Following a brief introduction, the volume is split into two parts of 17 chapters each. The first part presents methodological and theoretical approaches to visual communication, while the second showcases different topics of analysis currently addressed within various fields concerned with the visual. In addition to this rather broad division, other overarching themes may be identified in the volume. One such theme is critical discourse analysis (CDA), as exemplified by Konstantinidou and Michailidou (Chapter 4), who draw on Foucault to examine how immigrants are represented in Greek press photography, whereas Bouvier (Chapter 12) studies the representation of the 2012 Libyan uprising in British press photography using content analysis. Peled-Elhanan’s social semiotic analysis of layout (Chapter 27) pursues a similar critical perspective by addressing the representation of Palestinians in Israeli school textbooks. As appropriate for a reference work, the aforementioned chapters showcase various approaches to visual communication, with each chapter targeting a different aspect of visual semiosis or explicating a different theory. The chapters that are clearly oriented towards theory include Sonesson’s introduction to cognitive semiotics (Chapter 1) and Forceville’s proposal to apply Relevance Theory for the study of the visual (Chapter 2). These chapters complement the case studies well, as do those oriented towards methodology. Here, of particular interest are the recent methodological advances in applying computer vision techniques to both film narratives and photographs in social media, as set out in the chapters by Bateman (13) and O’Halloran, Chua and Podlasov (25).
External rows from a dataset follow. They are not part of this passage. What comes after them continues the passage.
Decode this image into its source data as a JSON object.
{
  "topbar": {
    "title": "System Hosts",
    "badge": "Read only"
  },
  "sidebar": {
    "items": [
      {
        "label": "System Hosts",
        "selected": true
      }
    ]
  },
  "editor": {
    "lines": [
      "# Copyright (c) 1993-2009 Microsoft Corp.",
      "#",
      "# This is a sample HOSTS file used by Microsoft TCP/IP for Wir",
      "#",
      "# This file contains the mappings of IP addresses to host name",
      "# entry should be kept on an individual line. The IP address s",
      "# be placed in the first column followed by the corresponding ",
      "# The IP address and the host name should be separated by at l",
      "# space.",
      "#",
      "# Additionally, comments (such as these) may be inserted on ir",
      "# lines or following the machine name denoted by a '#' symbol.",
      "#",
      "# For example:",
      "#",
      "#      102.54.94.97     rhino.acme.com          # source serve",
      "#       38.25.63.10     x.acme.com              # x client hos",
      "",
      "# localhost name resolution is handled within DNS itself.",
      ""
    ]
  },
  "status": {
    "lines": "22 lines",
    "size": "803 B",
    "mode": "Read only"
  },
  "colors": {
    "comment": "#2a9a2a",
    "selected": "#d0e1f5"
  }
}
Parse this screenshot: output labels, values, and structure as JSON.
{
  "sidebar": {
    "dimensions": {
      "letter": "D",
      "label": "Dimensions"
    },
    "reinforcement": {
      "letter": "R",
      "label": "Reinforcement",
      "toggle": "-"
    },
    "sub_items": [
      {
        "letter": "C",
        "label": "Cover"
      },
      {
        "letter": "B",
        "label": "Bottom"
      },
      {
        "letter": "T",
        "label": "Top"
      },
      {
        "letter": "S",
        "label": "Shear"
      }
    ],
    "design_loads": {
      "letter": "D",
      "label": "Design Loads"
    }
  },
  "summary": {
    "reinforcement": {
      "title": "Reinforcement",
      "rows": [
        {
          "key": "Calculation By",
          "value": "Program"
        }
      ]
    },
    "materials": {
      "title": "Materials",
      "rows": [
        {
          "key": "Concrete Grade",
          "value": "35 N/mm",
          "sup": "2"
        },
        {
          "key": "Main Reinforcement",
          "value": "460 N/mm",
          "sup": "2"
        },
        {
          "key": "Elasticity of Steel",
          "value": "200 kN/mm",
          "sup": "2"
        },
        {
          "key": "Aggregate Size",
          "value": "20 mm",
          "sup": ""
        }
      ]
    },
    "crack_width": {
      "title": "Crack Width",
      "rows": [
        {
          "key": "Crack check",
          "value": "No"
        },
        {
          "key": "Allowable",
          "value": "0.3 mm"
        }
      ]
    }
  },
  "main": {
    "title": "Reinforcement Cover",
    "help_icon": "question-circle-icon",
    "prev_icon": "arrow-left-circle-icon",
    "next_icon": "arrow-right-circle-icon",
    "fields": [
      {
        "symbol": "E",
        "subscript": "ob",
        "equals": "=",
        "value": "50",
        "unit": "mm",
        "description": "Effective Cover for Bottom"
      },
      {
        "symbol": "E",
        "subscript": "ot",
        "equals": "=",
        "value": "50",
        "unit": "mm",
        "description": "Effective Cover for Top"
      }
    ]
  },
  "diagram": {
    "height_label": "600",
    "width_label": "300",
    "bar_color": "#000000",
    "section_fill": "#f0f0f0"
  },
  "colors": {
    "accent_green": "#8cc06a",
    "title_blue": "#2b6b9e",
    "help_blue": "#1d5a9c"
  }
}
However, as the volume makes clear right from the beginning, visual communication is not limited to texts in print or digital media, as exemplified, for instance, by the analyses of Carlson (theatre, Chapter 19), Beard (fashion, Chapter 26), Cox (museums, Chapter 32), Teal (architecture, Chapter 29) and Jewitt (school classrooms, Chapter 16). Brougère’s Chapter 10, in particular, presents a compelling analysis of children’s toys and their changing functions as a part of childhood mass culture, which are often upheld, circulated and reinvented in transmedia franchises that embed the toy – a concrete artefact – into a continuously evolving media narrative. While Brougère’s analysis is situated within the framework of rhetoric, Almeida (Chapter 24) continues the discussion from a social semiotic perspective, using Kress and Van Leeuwen’s visual grammar to examine how children’s toys are represented in the manufacturer’s advertisements with the goal of teasing out the implicit ideologies and values. These underlying connections are a welcome addition to the volume, which help to bridge the inevitable gaps that are likely to develop within a field of study as wide as visual communication.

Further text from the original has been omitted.